L’émission Mise au point du 8 octobre donne la réponse.

Raymond Clottu, conseiller national UDC neuchâtelois y déclare « J’ai des séances assez régulières avec le Groupe Mutuel ». Lorsque le journaliste lui demande s’il est payé pour ces séances, il répond « ne plus très bien se souvenir » avant de parler d’une indemnité de plusieurs milliers de francs. Recontacté plus tard par le journaliste, Raymond Clottu refusera de dévoiler le salaire reçu et affirme « je ne suis pas employé d’une caisse maladie, je suis totalement indépendant ».

Interrogé, le Groupe Mutuel répond que « les membres du groupe de réflexion ne sont pas rémunérés, ils sont défrayés ».

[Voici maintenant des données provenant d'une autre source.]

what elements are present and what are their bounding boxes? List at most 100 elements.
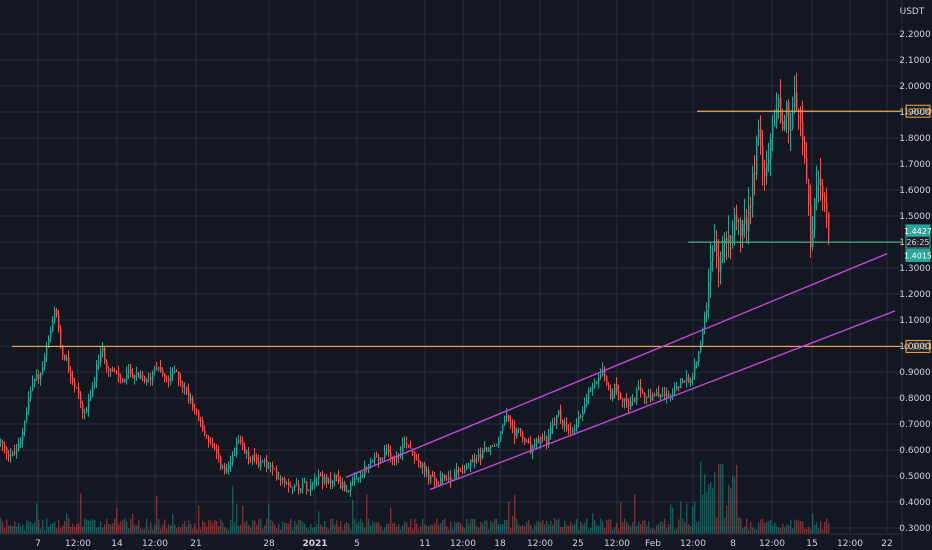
candle-body xyxy=(306,481,308,491)
volume-bar xyxy=(268,504,270,534)
channel-line-upper[interactable] xyxy=(345,253,888,478)
time-tick-label: 28 xyxy=(263,539,275,549)
volume-bar xyxy=(150,522,152,534)
candle-body xyxy=(388,449,390,453)
candle-body xyxy=(310,484,312,490)
volume-bar xyxy=(704,474,706,534)
candle-body xyxy=(526,440,528,442)
candle-body xyxy=(206,434,208,437)
volume-bar xyxy=(2,521,4,534)
volume-bar xyxy=(42,519,44,534)
candle-body xyxy=(284,478,286,483)
volume-bar xyxy=(264,525,266,534)
time-axis[interactable]: 7 12:00 14 12:00 21 28 2021 5 11 12:00 18 12:00 25 12… xyxy=(0,533,902,549)
volume-bar xyxy=(544,524,546,534)
candle-body xyxy=(520,428,522,432)
candle-body xyxy=(772,126,774,138)
candle-body xyxy=(384,451,386,459)
volume-bar xyxy=(666,528,668,534)
volume-bar xyxy=(114,518,116,534)
volume-bar xyxy=(574,523,576,534)
volume-bar xyxy=(132,514,134,534)
volume-bar xyxy=(46,518,48,534)
volume-bar xyxy=(696,521,698,534)
candle-body xyxy=(112,368,114,371)
candle-body xyxy=(798,109,800,111)
volume-bar xyxy=(582,524,584,534)
volume-bar xyxy=(742,527,744,534)
volume-bar xyxy=(454,521,456,534)
volume-bar xyxy=(520,526,522,534)
candle-body xyxy=(678,386,680,389)
volume-bar xyxy=(420,525,422,534)
volume-bar xyxy=(724,517,726,534)
time-tick-label: 5 xyxy=(354,539,360,549)
volume-bar xyxy=(220,519,222,534)
candle-body xyxy=(794,92,796,112)
volume-bar xyxy=(636,526,638,534)
candle-body xyxy=(158,367,160,370)
candle-body xyxy=(658,392,660,398)
volume-bar xyxy=(180,527,182,534)
candle-body xyxy=(18,442,20,451)
volume-bar xyxy=(648,521,650,534)
channel-line-lower[interactable] xyxy=(429,310,896,491)
volume-bar xyxy=(526,521,528,534)
volume-bar xyxy=(802,521,804,534)
candle-body xyxy=(562,420,564,426)
price-axis[interactable]: USDT 2.2000 2.1000 2.0000 1.9000 1.8000 1.700… xyxy=(899,0,931,550)
volume-bar xyxy=(710,481,712,534)
candle-body xyxy=(98,361,100,364)
volume-bar xyxy=(506,520,508,534)
price-badge-label: 26:25 xyxy=(906,238,929,247)
candle-body xyxy=(566,424,568,430)
volume-bar xyxy=(58,520,60,534)
volume-bar xyxy=(730,488,732,534)
candle-body xyxy=(24,421,26,432)
volume-bar xyxy=(416,523,418,534)
candle-body xyxy=(618,391,620,394)
volume-bar xyxy=(624,518,626,534)
candle-body xyxy=(810,205,812,247)
candle-body xyxy=(220,456,222,468)
candle-body xyxy=(6,447,8,454)
candle-body xyxy=(418,459,420,463)
volume-bar xyxy=(680,501,682,534)
volume-bar xyxy=(672,507,674,534)
horizontal-levels[interactable]: 1.9030 0.9983 xyxy=(12,104,932,353)
volume-bar xyxy=(540,522,542,534)
candle-body xyxy=(396,455,398,460)
volume-bar xyxy=(40,528,42,534)
volume-bar xyxy=(216,521,218,534)
volume-bar xyxy=(564,520,566,534)
candle-body xyxy=(598,377,600,383)
candles xyxy=(0,72,830,498)
volume-bar xyxy=(330,518,332,534)
candle-body xyxy=(130,368,132,374)
candle-body xyxy=(564,424,566,426)
candle-body xyxy=(124,378,126,383)
candle-body xyxy=(410,447,412,449)
candle-body xyxy=(768,159,770,165)
candle-body xyxy=(198,410,200,421)
candle-body xyxy=(42,367,44,373)
candle-body xyxy=(576,424,578,429)
volume-bar xyxy=(358,521,360,534)
volume-bar xyxy=(662,522,664,534)
volume-bar xyxy=(818,528,820,534)
volume-bar xyxy=(164,519,166,534)
candle-body xyxy=(722,244,724,261)
trend-channel[interactable] xyxy=(345,253,896,491)
volume-bar xyxy=(70,526,72,534)
volume-bar xyxy=(270,519,272,534)
volume-bar xyxy=(524,526,526,534)
candle-body xyxy=(656,392,658,396)
candle-body xyxy=(346,490,348,492)
volume-bar xyxy=(622,522,624,534)
volume-bar xyxy=(686,503,688,534)
volume-bar xyxy=(350,529,352,534)
volume-bar xyxy=(292,529,294,534)
candle-body xyxy=(100,351,102,362)
candle-body xyxy=(426,469,428,472)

Que Raymond Clottu ose prétendre qu’il n’est pas sous influence alors qu’il a des séances régulières avec le Groupe Mutuel, séances dont le contenu reste bien sûr secret et pour lesquels il reçoit « des milliers de francs », est choquant.

 

Mettre fin à ces pratiques

L’initiative « pour un Parlement indépendant des caisses-maladie » veut bannir ces pratiques et limiter l’influence des caisses maladie à Berne. Extrait du texte de cette initiative :

Les membres de l’Assemblée fédérale ne peuvent siéger dans l’organe d’administration, de direction ou de surveillance d’un assureur autorisé à pratiquer l’assurance maladie sociale ou d’une entité économiquement liée à ce dernier, ni recevoir une rémunération sous quelque forme que ce soit de leur part.

La situation actuelle nuit à l’indispensable réforme de notre système de santé, pour éviter par exemple que nos primes d’assurance n’augmentent indéfiniment.